Le ministre de l'Éducation, Édouard Geffray, a annoncé que 75% des élèves ont bénéficié d'au moins une séance d'éducation à la vie affective cette année, contre 15% en 2022, selon Le Figaro. Cela représente une augmentation significative, mais les chiffres varient considérablement selon le niveau d'enseignement. En effet, l'éducation à la vie affective et à la sexualité (Evar et Evars) a connu « un phénomène d'appropriation massif » à l'école primaire, mais « les taux d'adoption sont beaucoup plus faibles » en collège-lycée, indique le ministre.

Ce phénomène d'appropriation est massif en maternelle et élémentaire, avec 95% des élèves qui ont eu au moins une séance et 63% trois séances, explique le ministre dans un entretien mis en ligne par le Parisien. En revanche, dans le secondaire, les taux sont beaucoup plus faibles : à peine un collégien sur quatre a eu ses trois séances et, au lycée, le taux tombe à 15%. Selon le ministre, au total, « 75% des élèves ont eu au moins une séance cette année » contre « 15% en 2022, quand ce n'était pas encore un programme » et « 42% des élèves ont bénéficié de leurs trois séances annuelles ».

Ce qu'il faut retenir

  • 75% des élèves ont bénéficié d'au moins une séance d'éducation à la vie affective cette année.
  • 95% des élèves en maternelle et élémentaire ont eu au moins une séance.
  • 63% des élèves en maternelle et élémentaire ont eu trois séances.
  • À peine un collégien sur quatre a eu ses trois séances.
  • Le taux d'adoption tombe à 15% au lycée.

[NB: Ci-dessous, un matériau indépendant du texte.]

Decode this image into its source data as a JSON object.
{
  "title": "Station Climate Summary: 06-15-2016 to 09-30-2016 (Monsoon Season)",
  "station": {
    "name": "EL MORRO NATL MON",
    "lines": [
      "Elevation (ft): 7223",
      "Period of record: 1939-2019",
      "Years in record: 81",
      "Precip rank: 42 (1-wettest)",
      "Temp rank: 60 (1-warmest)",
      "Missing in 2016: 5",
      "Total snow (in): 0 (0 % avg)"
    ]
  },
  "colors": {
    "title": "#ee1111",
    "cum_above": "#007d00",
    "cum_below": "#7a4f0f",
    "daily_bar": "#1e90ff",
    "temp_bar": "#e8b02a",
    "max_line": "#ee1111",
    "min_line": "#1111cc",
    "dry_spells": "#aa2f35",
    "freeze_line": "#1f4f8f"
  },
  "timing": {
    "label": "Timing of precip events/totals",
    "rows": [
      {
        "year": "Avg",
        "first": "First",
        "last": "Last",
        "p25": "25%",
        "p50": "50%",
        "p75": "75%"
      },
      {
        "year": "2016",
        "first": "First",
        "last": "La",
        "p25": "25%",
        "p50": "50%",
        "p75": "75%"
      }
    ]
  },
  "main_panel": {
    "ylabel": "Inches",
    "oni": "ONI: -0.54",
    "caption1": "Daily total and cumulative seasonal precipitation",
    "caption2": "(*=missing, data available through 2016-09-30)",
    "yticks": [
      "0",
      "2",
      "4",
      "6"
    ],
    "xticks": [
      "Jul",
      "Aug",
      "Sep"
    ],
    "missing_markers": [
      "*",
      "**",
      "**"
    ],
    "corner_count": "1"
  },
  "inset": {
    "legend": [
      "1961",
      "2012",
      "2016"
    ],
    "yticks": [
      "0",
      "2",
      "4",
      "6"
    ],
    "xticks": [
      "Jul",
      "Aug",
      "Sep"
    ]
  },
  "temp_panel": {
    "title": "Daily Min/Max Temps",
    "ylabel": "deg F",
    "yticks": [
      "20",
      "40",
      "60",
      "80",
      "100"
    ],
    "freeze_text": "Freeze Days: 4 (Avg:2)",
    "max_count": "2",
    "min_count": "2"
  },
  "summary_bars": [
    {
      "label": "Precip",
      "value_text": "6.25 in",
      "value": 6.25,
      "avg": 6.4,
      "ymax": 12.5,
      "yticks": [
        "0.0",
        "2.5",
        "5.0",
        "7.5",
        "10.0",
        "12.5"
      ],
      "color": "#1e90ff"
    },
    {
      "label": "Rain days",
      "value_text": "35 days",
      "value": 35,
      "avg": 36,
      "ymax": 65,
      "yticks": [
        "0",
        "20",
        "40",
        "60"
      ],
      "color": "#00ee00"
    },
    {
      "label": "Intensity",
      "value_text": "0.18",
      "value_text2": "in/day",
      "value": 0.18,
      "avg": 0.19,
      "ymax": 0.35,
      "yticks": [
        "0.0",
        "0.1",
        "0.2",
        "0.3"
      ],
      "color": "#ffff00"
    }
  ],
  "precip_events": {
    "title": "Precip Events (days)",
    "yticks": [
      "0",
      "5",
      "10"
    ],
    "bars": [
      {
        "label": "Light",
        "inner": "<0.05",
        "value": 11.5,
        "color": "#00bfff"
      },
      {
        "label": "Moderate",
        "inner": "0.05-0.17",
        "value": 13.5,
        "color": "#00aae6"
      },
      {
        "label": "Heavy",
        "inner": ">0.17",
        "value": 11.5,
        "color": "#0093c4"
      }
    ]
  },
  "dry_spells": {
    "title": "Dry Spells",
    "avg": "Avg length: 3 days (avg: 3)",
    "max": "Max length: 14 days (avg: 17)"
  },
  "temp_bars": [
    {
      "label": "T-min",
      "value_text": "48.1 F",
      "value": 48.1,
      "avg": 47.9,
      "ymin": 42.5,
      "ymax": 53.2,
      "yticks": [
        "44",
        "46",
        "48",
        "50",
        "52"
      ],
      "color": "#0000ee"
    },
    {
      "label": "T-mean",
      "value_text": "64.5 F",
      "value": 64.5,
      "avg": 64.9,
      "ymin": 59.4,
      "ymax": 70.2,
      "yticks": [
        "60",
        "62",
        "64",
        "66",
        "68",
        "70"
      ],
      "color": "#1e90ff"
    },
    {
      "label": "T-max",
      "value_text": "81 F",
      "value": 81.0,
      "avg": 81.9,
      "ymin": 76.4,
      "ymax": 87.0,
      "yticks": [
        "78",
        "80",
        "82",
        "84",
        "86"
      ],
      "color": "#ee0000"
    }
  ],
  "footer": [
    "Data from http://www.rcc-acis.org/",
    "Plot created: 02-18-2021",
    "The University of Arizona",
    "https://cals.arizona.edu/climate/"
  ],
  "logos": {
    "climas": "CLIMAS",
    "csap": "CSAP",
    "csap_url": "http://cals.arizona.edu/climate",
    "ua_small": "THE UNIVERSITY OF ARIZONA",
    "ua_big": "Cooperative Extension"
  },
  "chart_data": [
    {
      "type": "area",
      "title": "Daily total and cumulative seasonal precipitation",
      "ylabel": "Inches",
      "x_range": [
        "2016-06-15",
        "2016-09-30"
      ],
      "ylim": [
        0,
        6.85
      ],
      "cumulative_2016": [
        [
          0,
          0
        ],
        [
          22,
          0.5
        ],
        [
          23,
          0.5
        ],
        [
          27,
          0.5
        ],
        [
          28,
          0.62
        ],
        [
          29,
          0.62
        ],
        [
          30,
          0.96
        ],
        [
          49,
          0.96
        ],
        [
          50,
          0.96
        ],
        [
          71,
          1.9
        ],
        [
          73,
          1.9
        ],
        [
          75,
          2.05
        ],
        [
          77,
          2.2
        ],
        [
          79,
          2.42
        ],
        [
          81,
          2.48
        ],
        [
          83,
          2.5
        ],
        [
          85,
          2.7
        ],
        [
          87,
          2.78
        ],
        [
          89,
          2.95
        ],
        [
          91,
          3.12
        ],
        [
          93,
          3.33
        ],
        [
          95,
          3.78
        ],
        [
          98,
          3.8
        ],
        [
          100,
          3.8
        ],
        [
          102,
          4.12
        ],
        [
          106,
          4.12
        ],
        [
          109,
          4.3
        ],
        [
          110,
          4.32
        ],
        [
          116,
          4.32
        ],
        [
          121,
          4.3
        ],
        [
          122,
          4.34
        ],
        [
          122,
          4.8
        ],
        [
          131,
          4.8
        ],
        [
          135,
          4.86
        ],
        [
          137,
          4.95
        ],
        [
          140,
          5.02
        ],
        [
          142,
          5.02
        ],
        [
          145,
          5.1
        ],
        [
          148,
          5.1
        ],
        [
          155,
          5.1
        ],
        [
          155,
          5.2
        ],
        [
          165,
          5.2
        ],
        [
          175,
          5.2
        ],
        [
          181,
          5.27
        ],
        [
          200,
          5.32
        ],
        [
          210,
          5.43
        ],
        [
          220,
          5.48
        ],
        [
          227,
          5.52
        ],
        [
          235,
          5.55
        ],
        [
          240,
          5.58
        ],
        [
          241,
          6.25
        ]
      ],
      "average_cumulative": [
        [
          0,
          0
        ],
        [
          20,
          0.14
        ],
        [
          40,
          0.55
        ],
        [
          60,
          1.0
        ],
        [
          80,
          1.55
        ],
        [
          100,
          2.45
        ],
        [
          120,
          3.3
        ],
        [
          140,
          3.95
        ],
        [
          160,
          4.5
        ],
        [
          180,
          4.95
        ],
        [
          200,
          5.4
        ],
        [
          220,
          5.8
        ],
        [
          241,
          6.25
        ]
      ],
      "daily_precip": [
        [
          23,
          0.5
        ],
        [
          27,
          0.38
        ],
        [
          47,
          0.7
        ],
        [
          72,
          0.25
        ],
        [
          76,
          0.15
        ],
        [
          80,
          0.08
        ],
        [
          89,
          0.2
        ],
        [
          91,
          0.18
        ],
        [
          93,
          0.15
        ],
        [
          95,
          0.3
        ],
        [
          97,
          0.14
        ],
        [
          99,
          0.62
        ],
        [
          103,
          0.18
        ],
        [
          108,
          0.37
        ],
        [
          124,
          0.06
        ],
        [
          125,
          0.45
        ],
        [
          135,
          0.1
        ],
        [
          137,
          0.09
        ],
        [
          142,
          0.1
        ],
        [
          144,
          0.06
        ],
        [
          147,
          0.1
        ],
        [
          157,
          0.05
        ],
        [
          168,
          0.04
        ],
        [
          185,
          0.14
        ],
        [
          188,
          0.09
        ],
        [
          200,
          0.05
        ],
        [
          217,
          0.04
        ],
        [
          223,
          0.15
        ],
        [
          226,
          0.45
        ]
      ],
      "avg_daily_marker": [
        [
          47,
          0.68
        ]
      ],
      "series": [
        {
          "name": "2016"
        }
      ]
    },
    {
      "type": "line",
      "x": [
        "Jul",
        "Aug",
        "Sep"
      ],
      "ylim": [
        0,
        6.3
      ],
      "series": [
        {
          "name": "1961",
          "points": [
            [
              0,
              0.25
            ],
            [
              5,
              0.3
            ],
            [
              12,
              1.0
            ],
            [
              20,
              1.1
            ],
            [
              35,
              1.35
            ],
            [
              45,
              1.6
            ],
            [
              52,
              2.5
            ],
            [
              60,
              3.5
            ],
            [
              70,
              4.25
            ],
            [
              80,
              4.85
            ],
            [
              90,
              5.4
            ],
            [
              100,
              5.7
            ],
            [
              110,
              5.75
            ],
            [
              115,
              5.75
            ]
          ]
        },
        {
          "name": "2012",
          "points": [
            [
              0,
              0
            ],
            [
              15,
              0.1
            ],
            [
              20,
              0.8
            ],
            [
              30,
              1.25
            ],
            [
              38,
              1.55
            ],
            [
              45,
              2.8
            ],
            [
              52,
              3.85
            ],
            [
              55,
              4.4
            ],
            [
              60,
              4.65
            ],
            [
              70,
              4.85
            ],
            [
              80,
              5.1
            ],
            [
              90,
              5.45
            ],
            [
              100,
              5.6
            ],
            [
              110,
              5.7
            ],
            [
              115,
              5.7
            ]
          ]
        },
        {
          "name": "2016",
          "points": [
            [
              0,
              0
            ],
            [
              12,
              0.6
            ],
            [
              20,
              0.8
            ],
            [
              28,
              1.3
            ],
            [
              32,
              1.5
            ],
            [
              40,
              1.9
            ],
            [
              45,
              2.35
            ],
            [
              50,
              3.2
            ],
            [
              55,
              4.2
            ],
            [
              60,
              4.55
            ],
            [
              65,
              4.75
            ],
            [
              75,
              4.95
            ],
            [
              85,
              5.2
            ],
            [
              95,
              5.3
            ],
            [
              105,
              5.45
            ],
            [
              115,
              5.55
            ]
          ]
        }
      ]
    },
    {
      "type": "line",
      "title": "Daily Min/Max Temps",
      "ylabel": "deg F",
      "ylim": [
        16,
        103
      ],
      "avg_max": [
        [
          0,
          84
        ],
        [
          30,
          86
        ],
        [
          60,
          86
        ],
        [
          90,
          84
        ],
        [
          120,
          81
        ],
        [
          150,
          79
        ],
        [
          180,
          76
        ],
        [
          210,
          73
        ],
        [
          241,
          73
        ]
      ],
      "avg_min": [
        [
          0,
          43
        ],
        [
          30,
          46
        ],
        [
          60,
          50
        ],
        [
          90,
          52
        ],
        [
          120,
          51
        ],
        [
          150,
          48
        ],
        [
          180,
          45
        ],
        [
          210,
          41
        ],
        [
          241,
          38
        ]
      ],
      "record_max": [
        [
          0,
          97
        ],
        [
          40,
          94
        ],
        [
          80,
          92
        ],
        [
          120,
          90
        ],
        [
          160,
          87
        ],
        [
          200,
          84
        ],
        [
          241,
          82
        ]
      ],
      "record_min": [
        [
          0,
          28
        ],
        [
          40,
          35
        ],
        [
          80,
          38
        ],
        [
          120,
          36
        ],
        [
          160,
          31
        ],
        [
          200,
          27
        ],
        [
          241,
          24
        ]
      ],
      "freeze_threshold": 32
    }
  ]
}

Les défis dans le secondaire

La faiblesse des chiffres dans le secondaire s'explique selon le ministre par les difficultés plus grandes à évoquer ces sujets avec des adolescents de 15 ans. Par ailleurs, « 41% des professeurs rapportent ne pas être formés ou pas suffisamment », regrette le ministre, qui promet de « massifier leur formation à partir de la rentrée ». L'autre aspect à améliorer, c'est la communication autour de ces cours dispensés aux élèves. Le ministre est pour leur inscription dans le calendrier scolaire dès le début de l'année.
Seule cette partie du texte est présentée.